Перед нынешним отъездом, давая мне наедине напутствие, отец сказал: «Ну, ты дяди Коли не робей. Он иногда и прикрикнет, а характер у него лёгкий. Вообще, он в душе большой мальчишка, так что вы быстро язык общий найдёте. Но уж какое дело поручит — не зевай! У него всё под руками горит. Он у нас в доме всех подгонял, когда остался вместо отца, — и Сашу, и меня, и даже твою бабушку Таню. Однажды, помню, работали мы вчетвером в поле, буряк прашевали тяпками. Ну, бабушка Таня и отлучилась за кустики. Подбегает Коля со своего ряда, размахивает тяпкой: „Чего стали, дармоеды? А мать где?“ Мы показываем ему знаками на кусты. „Що вона там — сыдыть и сыдыть?!“ И побежал дальше тяпать… Так что имей в виду, прохлаждаться он там тебе не даст».
Гляжу: Миша тоже, кажется, заснул. Но как только я пробую потихоньку спуститься вниз, он открывает глаза и глядит на меня тёплыми тёмно-карими глазами, в которых вспыхивают золотистые искорки.
Мы усаживаемся за свободный столик напротив наших полок.
— Когда в Москву ехали, — спрашиваю у Миши, — видели вы под откосом разбитые поезда?
— Нет, — мотает он головой.
— То-то и я смотрю: ни одного. Знаешь, сколько их тут по всей дороге раньше валялось — после войны? У-у… тыщи вагонов! Пассажирские, товарные, вверх колёсами, на боку… И паровозы валялись, и столбы с проводами. И рельсы гнутые. Утром едешь, туман, поезд медленно ползёт, и вдруг они появляются. Чёрные, дырявые, рваные, будто руками чёрными шевелят.

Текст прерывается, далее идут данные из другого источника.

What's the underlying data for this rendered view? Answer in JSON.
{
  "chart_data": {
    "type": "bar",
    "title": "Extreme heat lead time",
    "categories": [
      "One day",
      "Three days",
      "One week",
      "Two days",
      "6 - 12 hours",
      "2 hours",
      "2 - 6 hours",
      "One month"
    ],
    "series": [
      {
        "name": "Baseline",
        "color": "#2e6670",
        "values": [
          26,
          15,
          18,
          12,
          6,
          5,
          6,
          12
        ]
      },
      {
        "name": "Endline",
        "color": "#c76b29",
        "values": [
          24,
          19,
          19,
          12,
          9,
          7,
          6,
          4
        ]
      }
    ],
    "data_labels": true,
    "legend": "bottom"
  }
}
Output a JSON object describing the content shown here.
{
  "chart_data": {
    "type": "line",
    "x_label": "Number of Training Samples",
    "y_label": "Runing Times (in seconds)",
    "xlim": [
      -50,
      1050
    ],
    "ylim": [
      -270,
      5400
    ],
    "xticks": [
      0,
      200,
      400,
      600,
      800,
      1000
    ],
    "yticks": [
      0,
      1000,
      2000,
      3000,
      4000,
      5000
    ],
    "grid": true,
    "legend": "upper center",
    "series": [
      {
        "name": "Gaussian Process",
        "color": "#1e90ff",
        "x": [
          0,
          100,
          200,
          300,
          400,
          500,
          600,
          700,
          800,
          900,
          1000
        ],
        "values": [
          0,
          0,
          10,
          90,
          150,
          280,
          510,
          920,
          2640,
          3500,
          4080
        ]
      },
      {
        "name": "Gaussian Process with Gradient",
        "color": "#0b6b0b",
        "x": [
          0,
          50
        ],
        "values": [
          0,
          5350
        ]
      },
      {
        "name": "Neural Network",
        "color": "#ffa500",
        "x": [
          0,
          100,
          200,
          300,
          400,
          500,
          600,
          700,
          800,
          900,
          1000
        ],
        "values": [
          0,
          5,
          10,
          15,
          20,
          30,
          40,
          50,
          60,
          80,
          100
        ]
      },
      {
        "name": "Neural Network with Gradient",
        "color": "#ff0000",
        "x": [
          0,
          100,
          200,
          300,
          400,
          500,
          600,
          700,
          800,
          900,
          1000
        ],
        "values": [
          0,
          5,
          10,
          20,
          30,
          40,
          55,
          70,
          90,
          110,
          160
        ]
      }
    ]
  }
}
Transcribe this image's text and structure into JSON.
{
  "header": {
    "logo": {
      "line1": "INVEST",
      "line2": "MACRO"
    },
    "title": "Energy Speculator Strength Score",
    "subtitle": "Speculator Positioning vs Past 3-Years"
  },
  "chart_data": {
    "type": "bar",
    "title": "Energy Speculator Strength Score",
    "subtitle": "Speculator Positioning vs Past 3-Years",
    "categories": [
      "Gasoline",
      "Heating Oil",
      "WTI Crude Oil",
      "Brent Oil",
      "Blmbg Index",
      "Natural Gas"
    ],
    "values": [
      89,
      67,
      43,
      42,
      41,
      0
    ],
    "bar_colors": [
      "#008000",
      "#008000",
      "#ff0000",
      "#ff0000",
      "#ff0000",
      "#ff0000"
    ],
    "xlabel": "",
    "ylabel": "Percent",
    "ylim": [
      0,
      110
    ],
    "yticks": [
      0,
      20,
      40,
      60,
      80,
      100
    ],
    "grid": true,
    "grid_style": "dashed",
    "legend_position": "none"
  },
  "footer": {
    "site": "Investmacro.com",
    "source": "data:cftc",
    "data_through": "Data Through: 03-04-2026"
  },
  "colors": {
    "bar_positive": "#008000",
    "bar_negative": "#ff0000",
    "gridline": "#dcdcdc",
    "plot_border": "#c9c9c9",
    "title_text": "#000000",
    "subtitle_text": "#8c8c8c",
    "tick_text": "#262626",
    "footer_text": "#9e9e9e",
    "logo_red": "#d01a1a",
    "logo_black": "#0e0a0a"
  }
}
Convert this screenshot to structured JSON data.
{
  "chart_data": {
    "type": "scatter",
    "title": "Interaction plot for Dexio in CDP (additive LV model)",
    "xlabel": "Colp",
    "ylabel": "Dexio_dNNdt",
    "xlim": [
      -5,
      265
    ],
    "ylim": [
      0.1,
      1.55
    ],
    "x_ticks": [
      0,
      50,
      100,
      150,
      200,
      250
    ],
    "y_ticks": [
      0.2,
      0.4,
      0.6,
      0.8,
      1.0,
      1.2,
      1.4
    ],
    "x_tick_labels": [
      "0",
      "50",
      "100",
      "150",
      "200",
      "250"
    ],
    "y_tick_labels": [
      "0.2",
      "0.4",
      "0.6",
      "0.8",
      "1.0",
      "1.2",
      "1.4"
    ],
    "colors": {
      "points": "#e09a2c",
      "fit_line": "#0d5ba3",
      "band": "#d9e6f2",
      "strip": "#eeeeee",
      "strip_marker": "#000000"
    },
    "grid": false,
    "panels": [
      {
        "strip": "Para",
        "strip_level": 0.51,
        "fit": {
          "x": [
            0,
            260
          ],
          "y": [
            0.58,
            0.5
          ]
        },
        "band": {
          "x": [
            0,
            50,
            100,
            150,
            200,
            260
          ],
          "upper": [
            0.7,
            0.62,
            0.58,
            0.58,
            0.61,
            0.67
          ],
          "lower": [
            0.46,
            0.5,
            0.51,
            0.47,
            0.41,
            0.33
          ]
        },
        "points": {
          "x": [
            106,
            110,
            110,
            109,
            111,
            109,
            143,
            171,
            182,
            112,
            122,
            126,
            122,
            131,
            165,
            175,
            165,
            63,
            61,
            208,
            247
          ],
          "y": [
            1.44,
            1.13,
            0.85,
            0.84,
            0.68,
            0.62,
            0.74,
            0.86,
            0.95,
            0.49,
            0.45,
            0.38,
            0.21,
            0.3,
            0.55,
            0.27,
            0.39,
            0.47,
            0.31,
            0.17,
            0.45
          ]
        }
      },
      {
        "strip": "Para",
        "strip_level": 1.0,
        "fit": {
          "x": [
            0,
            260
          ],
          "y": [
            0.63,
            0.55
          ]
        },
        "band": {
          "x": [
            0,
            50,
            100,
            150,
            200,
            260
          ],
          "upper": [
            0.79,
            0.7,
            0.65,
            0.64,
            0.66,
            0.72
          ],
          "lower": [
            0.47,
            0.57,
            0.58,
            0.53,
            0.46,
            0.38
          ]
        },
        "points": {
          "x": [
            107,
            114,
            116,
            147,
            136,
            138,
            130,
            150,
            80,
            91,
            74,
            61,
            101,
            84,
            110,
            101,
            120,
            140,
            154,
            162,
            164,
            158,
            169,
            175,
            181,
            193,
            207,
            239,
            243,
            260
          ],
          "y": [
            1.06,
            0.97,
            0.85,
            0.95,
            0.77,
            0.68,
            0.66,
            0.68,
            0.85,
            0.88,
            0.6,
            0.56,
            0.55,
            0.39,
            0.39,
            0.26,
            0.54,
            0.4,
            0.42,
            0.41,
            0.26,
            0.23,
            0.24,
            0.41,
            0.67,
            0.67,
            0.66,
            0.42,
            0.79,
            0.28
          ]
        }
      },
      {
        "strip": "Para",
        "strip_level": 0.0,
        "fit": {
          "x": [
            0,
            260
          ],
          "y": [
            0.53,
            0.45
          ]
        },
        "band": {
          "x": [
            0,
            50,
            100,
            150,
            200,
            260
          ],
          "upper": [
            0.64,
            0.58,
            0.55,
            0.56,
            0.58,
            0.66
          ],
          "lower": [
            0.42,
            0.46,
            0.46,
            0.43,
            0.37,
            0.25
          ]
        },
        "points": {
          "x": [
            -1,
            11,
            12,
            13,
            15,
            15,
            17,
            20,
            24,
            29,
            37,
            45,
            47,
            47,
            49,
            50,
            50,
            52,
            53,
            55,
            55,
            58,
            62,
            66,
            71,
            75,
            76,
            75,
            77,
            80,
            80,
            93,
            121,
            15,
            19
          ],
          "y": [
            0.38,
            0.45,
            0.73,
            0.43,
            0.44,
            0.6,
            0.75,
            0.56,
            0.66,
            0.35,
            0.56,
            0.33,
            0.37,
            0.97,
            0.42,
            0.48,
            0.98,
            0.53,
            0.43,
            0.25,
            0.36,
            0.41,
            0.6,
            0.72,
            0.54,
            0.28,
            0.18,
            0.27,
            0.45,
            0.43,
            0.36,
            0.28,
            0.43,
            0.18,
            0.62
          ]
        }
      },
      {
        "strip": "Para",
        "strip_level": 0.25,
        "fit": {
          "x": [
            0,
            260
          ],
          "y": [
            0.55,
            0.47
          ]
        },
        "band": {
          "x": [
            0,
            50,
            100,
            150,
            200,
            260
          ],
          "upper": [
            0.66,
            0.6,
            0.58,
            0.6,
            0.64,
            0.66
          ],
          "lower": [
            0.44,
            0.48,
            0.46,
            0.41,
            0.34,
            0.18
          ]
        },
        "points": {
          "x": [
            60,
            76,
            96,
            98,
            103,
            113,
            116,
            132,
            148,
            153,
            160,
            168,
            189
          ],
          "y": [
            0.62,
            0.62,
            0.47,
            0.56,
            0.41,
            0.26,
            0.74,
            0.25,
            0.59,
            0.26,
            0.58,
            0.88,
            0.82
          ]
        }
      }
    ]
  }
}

Я даже боялся, неприятно как-то… А теперь — ни одного. И следов не видно, где они лежали. Не сгнили же они сами так быстро?.. Значит, на металл их свезли.
— Да, переплавили, — соглашается Миша.
И опять, какой уже раз в жизни, я томлюсь словесным своим бессилием, невозможностью выразить что-то зыбкое, ускользающее, не умещаемое в крошечные комнатки предложений с их подлежащими, сказуемыми и так называемыми второстепенными членами. А если бы у меня хватило сейчас слов, я не постеснялся бы и сказал Мише, как хорошо мне с ним сидеть рядом и глядеть в окно, и как я радуюсь при виде чистой земли, с которой тысячи крепких человеческих рук незаметно для нас убрали целые горы обгорелых, ржавых, зловонных чудищ, и как волнуюсь оттого, что с каждой минутой езды, с каждым перестуком зеркально-светлых колёс, с каждой остановкой мы всё ближе и ближе к маленькой станции посредине степи, где я буду жить у них в хате, и как восторгает меня эта плавная, но и решительная перемена пространства: на самой заре краем глаза я ещё разглядел за окном сумрачные буреломные дебри брянского леса, с тёмными трясинами, песчаными буграми, крадущимися привидениями туманов, а теперь земля волшебно расступилась, открыла долины и холмы, жаркий ветер погнал во все края до самого неба покатые волны чернозёма; одна волна лоснится пшеничным колошением, соседняя мерцает тяжёлым золотом головастых подсолнухов, а там перевалила через гребень целая армия кукурузных копьеносцев, а то вдруг разбежится вниз по склону белая кипенная скатерть гречихи, и подопрут её с соседнего ската сочные тёмно-зелёные шеренги свеклы… А что там — на дальних опорах земли, где плавится и остывает в мареве небесное стекло? Там шевелит плечами-бастионами серый великан-элеватор, и, глядя на него, разве усомнишься в том, что это и есть та твёрдая ось, вокруг которой в солнечном забытьи вращается благословенная житница СССР.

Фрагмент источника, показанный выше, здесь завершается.